Previous exposure to a programming language, such as R or Python, is useful.
The course aims at providing the knowledge of the cutting-edge statistical tools for the modeling and understanding of complex and big data. These methods aim to automatically detect patterns in data (i.e. to “learn” from data) and the uncovered patterns can then be used by the analyst to make accurate predictions and decisions under uncertainty.
At the end of the course the student will gain the ability to:
a) choose and apply the appropriate statistical tool, in the class of statistical learning methods, for the analysis of different types of complex data coming from real-world problems;
b) use the open-source statistical software R (freely available for download at http://www.r-project.org) for statistical analysis, modeling and prediction;
c) interpret the results in a decision making perspective.
- Introduction to machine learning: supervised versus unsupervised learning, the bias-variance trade-off.
- Regression: review of simple, multiple and logistic regression, non-linear regression models, ridge and lasso regression.
- Resampling methods: cross-validation and bootstrap.

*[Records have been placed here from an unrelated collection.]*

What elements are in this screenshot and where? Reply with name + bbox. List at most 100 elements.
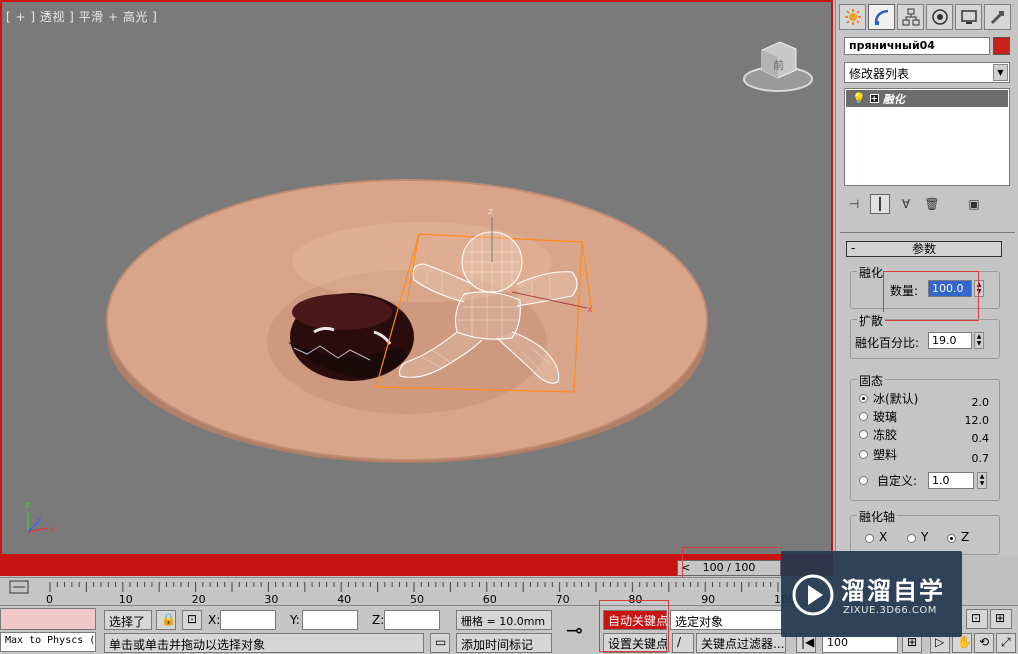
- lightbulb-icon[interactable]: 💡: [852, 92, 866, 105]
- maxscript-listener-top[interactable]: [0, 608, 96, 630]
- option-ice-label: 冰(默认): [873, 392, 919, 406]
- command-panel-tabs: [836, 4, 1018, 32]
- rollout-title: 参数: [911, 242, 936, 256]
- default-tangent-icon[interactable]: /: [672, 633, 694, 653]
- solidity-group: 固态 冰(默认) 2.0 玻璃 12.0 冻胶 0.4 塑料 0.7 自定义: …: [850, 372, 1000, 501]
- modify-icon[interactable]: [868, 4, 895, 30]
- key-icon[interactable]: ⊸: [566, 618, 583, 642]
- selection-count: 选择了: [104, 610, 152, 630]
- watermark-logo-icon: [792, 574, 834, 616]
- radio-glass[interactable]: [859, 412, 868, 421]
- highlight-box-time: [682, 547, 782, 581]
- collapse-icon[interactable]: -: [851, 241, 855, 255]
- hierarchy-icon[interactable]: [897, 4, 924, 30]
- option-ice-value: 2.0: [971, 396, 990, 409]
- axis-z-label: z: [25, 501, 30, 511]
- radio-ice[interactable]: [859, 394, 868, 403]
- melt-axis-title: 融化轴: [857, 508, 898, 525]
- stack-item-melt[interactable]: 💡 + 融化: [846, 90, 1008, 107]
- viewcube[interactable]: 前: [743, 41, 813, 92]
- rollout-header[interactable]: - 参数: [846, 241, 1002, 257]
- axis-x-label: x: [50, 525, 56, 535]
- world-axis-gizmo: z x y: [25, 501, 56, 535]
- show-end-result-icon[interactable]: ┃: [870, 194, 890, 214]
- custom-spinner[interactable]: ▲ ▼: [977, 472, 987, 489]
- radio-plastic[interactable]: [859, 450, 868, 459]
- x-coord-field[interactable]: [220, 610, 276, 630]
- lock-selection-icon[interactable]: 🔒: [156, 610, 176, 630]
- chevron-down-icon[interactable]: ▼: [993, 64, 1008, 81]
- expand-plus-icon[interactable]: +: [869, 94, 879, 103]
- pin-stack-icon[interactable]: ⊣: [844, 194, 864, 214]
- remove-modifier-icon[interactable]: 🗑: [922, 194, 942, 214]
- create-icon[interactable]: [839, 4, 866, 30]
- configure-modifier-sets-icon[interactable]: ▣: [964, 194, 984, 214]
- x-coord-label: X:: [208, 613, 221, 627]
- modifier-list-label: 修改器列表: [849, 67, 910, 81]
- solidity-group-title: 固态: [857, 372, 886, 389]
- selection-set-dropdown[interactable]: 选定对象: [670, 610, 786, 630]
- melt-percent-label: 融化百分比:: [855, 336, 920, 350]
- radio-axis-y[interactable]: [907, 534, 916, 543]
- object-name-field[interactable]: пряничный04: [844, 37, 990, 55]
- motion-icon[interactable]: [926, 4, 953, 30]
- trackbar-config-icon[interactable]: [9, 580, 29, 594]
- y-coord-field[interactable]: [302, 610, 358, 630]
- custom-label: 自定义:: [877, 474, 918, 488]
- maximize-viewport-icon[interactable]: ⤢: [996, 633, 1016, 653]
- option-plastic-label: 塑料: [873, 448, 898, 462]
- melt-axis-group: 融化轴 X Y Z: [850, 508, 1000, 555]
- svg-text:x: x: [587, 305, 593, 315]
- option-jelly-value: 0.4: [971, 432, 990, 445]
- axis-y-label: y: [36, 515, 42, 525]
- modifier-stack[interactable]: 💡 + 融化: [844, 88, 1010, 186]
- key-filters-button[interactable]: 关键点过滤器...: [696, 633, 786, 653]
- radio-custom[interactable]: [859, 476, 868, 485]
- modifier-list-dropdown[interactable]: 修改器列表 ▼: [844, 62, 1010, 83]
- object-color-swatch[interactable]: [993, 37, 1010, 55]
- option-jelly-label: 冻胶: [873, 428, 898, 442]
- axis-x-option: X: [879, 530, 888, 544]
- absolute-mode-icon[interactable]: ⊡: [182, 610, 202, 630]
- stack-toolbar: ⊣ ┃ ∀ 🗑 ▣: [844, 194, 1010, 214]
- radio-jelly[interactable]: [859, 430, 868, 439]
- perspective-viewport[interactable]: 前 z x z x y [+] 透视] 平滑 + 高光]: [0, 0, 833, 556]
- radio-axis-x[interactable]: [865, 534, 874, 543]
- svg-text:z: z: [488, 207, 493, 217]
- watermark-subtitle: ZIXUE.3D66.COM: [843, 605, 937, 616]
- melt-percent-input[interactable]: 19.0: [928, 332, 972, 349]
- viewport-label[interactable]: [ + ] 透视 ] 平滑 + 高光 ]: [6, 8, 157, 25]
- axis-z-option: Z: [961, 530, 970, 544]
- trackbar-ruler: 0102030405060708090100: [9, 580, 795, 606]
- watermark: 溜溜自学 ZIXUE.3D66.COM: [781, 551, 962, 637]
- watermark-title: 溜溜自学: [841, 577, 945, 605]
- add-time-tag[interactable]: 添加时间标记: [456, 633, 552, 653]
- display-icon[interactable]: [955, 4, 982, 30]
- radio-axis-z[interactable]: [947, 534, 956, 543]
- trackbar[interactable]: 0102030405060708090100: [0, 577, 833, 606]
- melt-group-title: 融化: [857, 264, 886, 281]
- spread-group-title: 扩散: [857, 312, 886, 329]
- orbit-icon[interactable]: ⟲: [974, 633, 994, 653]
- custom-input[interactable]: 1.0: [928, 472, 974, 489]
- highlight-box-amount: [883, 271, 979, 321]
- viewcube-face-label: 前: [773, 58, 784, 72]
- zoom-extents-all-icon[interactable]: ⊞: [990, 609, 1012, 629]
- melt-percent-spinner[interactable]: ▲ ▼: [974, 332, 984, 349]
- make-unique-icon[interactable]: ∀: [896, 194, 916, 214]
- grid-size: 栅格 = 10.0mm: [456, 610, 552, 630]
- parameters-rollout: - 参数 融化 数量: 100.0 ▲ ▼ 扩散 融化百分比: 19.0 ▲ ▼ 固…: [840, 232, 1015, 555]
- option-glass-label: 玻璃: [873, 410, 898, 424]
- option-plastic-value: 0.7: [971, 452, 990, 465]
- stack-item-label: 融化: [882, 92, 905, 106]
- maxscript-mini-listener[interactable]: Max to Physcs (: [0, 632, 96, 652]
- time-tag-icon[interactable]: ▭: [430, 633, 450, 653]
- spread-group: 扩散 融化百分比: 19.0 ▲ ▼: [850, 312, 1000, 359]
- zoom-extents-icon[interactable]: ⊡: [966, 609, 988, 629]
- y-coord-label: Y:: [290, 613, 300, 627]
- utilities-icon[interactable]: [984, 4, 1011, 30]
- viewport-scene: 前 z x z x y: [25, 41, 813, 535]
- option-glass-value: 12.0: [964, 414, 990, 427]
- prompt-line: 单击或单击并拖动以选择对象: [104, 633, 424, 653]
- z-coord-field[interactable]: [384, 610, 440, 630]
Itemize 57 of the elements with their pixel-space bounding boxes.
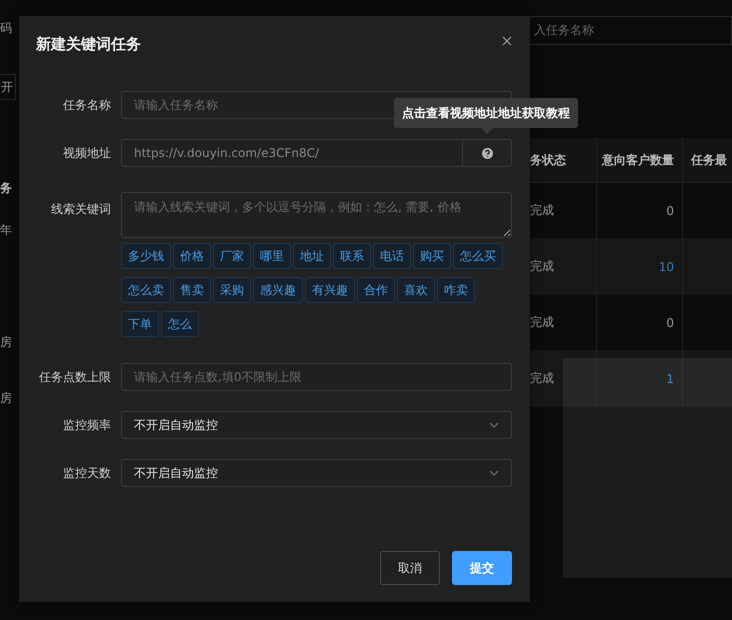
keyword-tag[interactable]: 联系 xyxy=(333,243,371,269)
chevron-icon xyxy=(489,470,499,476)
help-button[interactable] xyxy=(462,139,512,167)
count-link[interactable]: 1 xyxy=(596,351,683,406)
count-cell: 0 xyxy=(596,183,683,238)
dialog-title: 新建关键词任务 xyxy=(36,36,141,52)
filter-option[interactable]: 开 xyxy=(0,74,16,100)
field-label: 线索关键词 xyxy=(50,201,111,218)
keyword-tag[interactable]: 采购 xyxy=(213,277,251,303)
status-cell-text: 完成 xyxy=(530,314,555,331)
keyword-tag[interactable]: 有兴趣 xyxy=(305,277,355,303)
url-field[interactable]: https://v.douyin.com/e3CFn8C/ xyxy=(121,139,462,167)
keyword-tag[interactable]: 哪里 xyxy=(253,243,291,269)
chevron-icon xyxy=(489,422,499,428)
keyword-tag[interactable]: 价格 xyxy=(173,243,211,269)
table-cell: 年 xyxy=(0,224,12,236)
field-label: 任务点数上限 xyxy=(38,369,111,386)
keyword-tag[interactable]: 怎么 xyxy=(161,311,199,337)
keyword-tag[interactable]: 厂家 xyxy=(213,243,251,269)
keyword-tag[interactable]: 怎么卖 xyxy=(121,277,171,303)
status-cell-text: 完成 xyxy=(530,258,555,275)
column-header: 务状态 xyxy=(530,152,567,168)
keyword-tag[interactable]: 购买 xyxy=(413,243,451,269)
count-cell: 0 xyxy=(596,295,683,350)
select-field[interactable]: 不开启自动监控 xyxy=(121,411,512,439)
count-link[interactable]: 10 xyxy=(596,239,683,294)
keyword-tag[interactable]: 感兴趣 xyxy=(253,277,303,303)
keyword-tag[interactable]: 电话 xyxy=(373,243,411,269)
column-header: 任务最 xyxy=(690,152,728,168)
tooltip-arrow xyxy=(481,128,493,134)
keyword-tag[interactable]: 售卖 xyxy=(173,277,211,303)
select-field[interactable]: 不开启自动监控 xyxy=(121,459,512,487)
cancel-button[interactable]: 取消 xyxy=(380,551,440,585)
close-button[interactable] xyxy=(502,36,512,46)
keyword-tag[interactable]: 合作 xyxy=(357,277,395,303)
table-cell: 房 xyxy=(0,336,12,348)
status-cell-text: 完成 xyxy=(530,370,555,387)
field-label: 视频地址 xyxy=(62,145,111,162)
help-icon xyxy=(482,148,492,158)
keyword-tag[interactable]: 喜欢 xyxy=(397,277,435,303)
field-label: 监控频率 xyxy=(62,417,111,434)
status-cell-text: 完成 xyxy=(530,202,555,219)
keywords-field[interactable]: 请输入线索关键词，多个以逗号分隔，例如：怎么, 需要, 价格 xyxy=(121,192,512,238)
input-field[interactable]: 请输入任务点数,填0不限制上限 xyxy=(121,363,512,391)
keyword-tag[interactable]: 地址 xyxy=(293,243,331,269)
form-label: 码 xyxy=(0,22,12,34)
column-header: 务 xyxy=(0,182,12,194)
table-cell: 房 xyxy=(0,392,12,404)
field-label: 任务名称 xyxy=(62,97,111,114)
close-icon xyxy=(502,36,512,46)
field-label: 监控天数 xyxy=(62,465,111,482)
search-field[interactable]: 入任务名称 xyxy=(530,16,732,45)
keyword-tag[interactable]: 多少钱 xyxy=(121,243,171,269)
column-header: 意向客户数量 xyxy=(596,138,683,182)
keyword-tag[interactable]: 咋卖 xyxy=(437,277,475,303)
keyword-tag[interactable]: 下单 xyxy=(121,311,159,337)
keyword-tag[interactable]: 怎么买 xyxy=(453,243,503,269)
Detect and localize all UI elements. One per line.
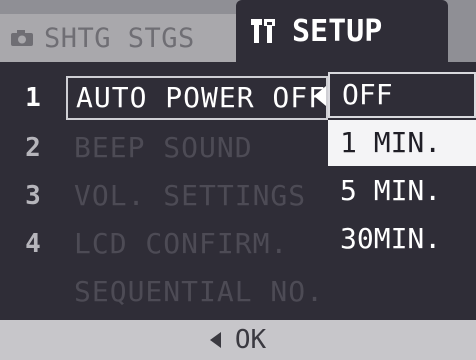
tab-shooting-settings[interactable]: SHTG STGS [0,14,238,62]
menu-item-label: BEEP SOUND [74,131,253,164]
ok-label[interactable]: OK [235,325,266,355]
option-off[interactable]: OFF [328,72,476,118]
auto-power-off-dropdown: OFF 1 MIN. 5 MIN. 30MIN. [328,72,476,266]
option-5-min[interactable]: 5 MIN. [328,168,476,214]
menu-item-label: AUTO POWER OFF [66,76,328,120]
row-number: 3 [25,181,41,211]
footer-bar: OK [0,320,476,360]
menu-row-sequential-no[interactable]: SEQUENTIAL NO. [0,270,476,314]
option-30-min[interactable]: 30MIN. [328,216,476,262]
row-number: 4 [25,229,41,259]
tab-setup-label: SETUP [292,13,383,49]
left-triangle-icon [209,332,221,348]
menu-item-label: LCD CONFIRM. [74,227,289,260]
tab-setup[interactable]: SETUP [236,0,448,62]
camera-icon [0,29,44,47]
tools-icon [236,17,292,45]
menu-item-label: VOL. SETTINGS [74,179,307,212]
tab-shooting-label: SHTG STGS [44,22,195,54]
option-1-min[interactable]: 1 MIN. [328,120,476,166]
tab-bar: SHTG STGS SETUP [0,0,476,62]
tab-bar-edge [448,14,476,62]
dropdown-pointer-icon [314,86,326,106]
camera-menu-screen: SHTG STGS SETUP 1 AUTO POWER OFF 2 BEEP … [0,0,476,360]
row-number: 1 [25,83,41,113]
menu-item-label: SEQUENTIAL NO. [74,275,325,308]
row-number: 2 [25,133,41,163]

- Classification: regression trees, bagging, random forests, boosting.
- Unsupervised learning: principal components analysis and clustering.
- Elements of spatial data analysis: areal data, spatial autocorrelation, models for areal data, disease mapping.
The official course book is: James G., Witten D., Hastie T., Tibshirani R. (2013). An introduction to statistical learning with applications in R. Springer.
About R software, documentation is freely available at the following link: https://www.r-project.org/other-docs.html
The course consists in class lectures and R lab sessions. The lectures & labs calendar will be published before the beginning of the course on the e-learning platform; labs will take place within the hours scheduled for the course (roughly one-third of classroom time).
The exam consists in:
- a written test including open-ended and test questions (concerning theoretical topics or short applications of the studied methods);
- exercises to be solved using the R software (in order to evaluate the ability of the student in analysing data and interpreting software outputs).
The theoretical and practical sections are each worth 50% of the total score, approximately.
Attending class lectures and R labs is strongly recommended.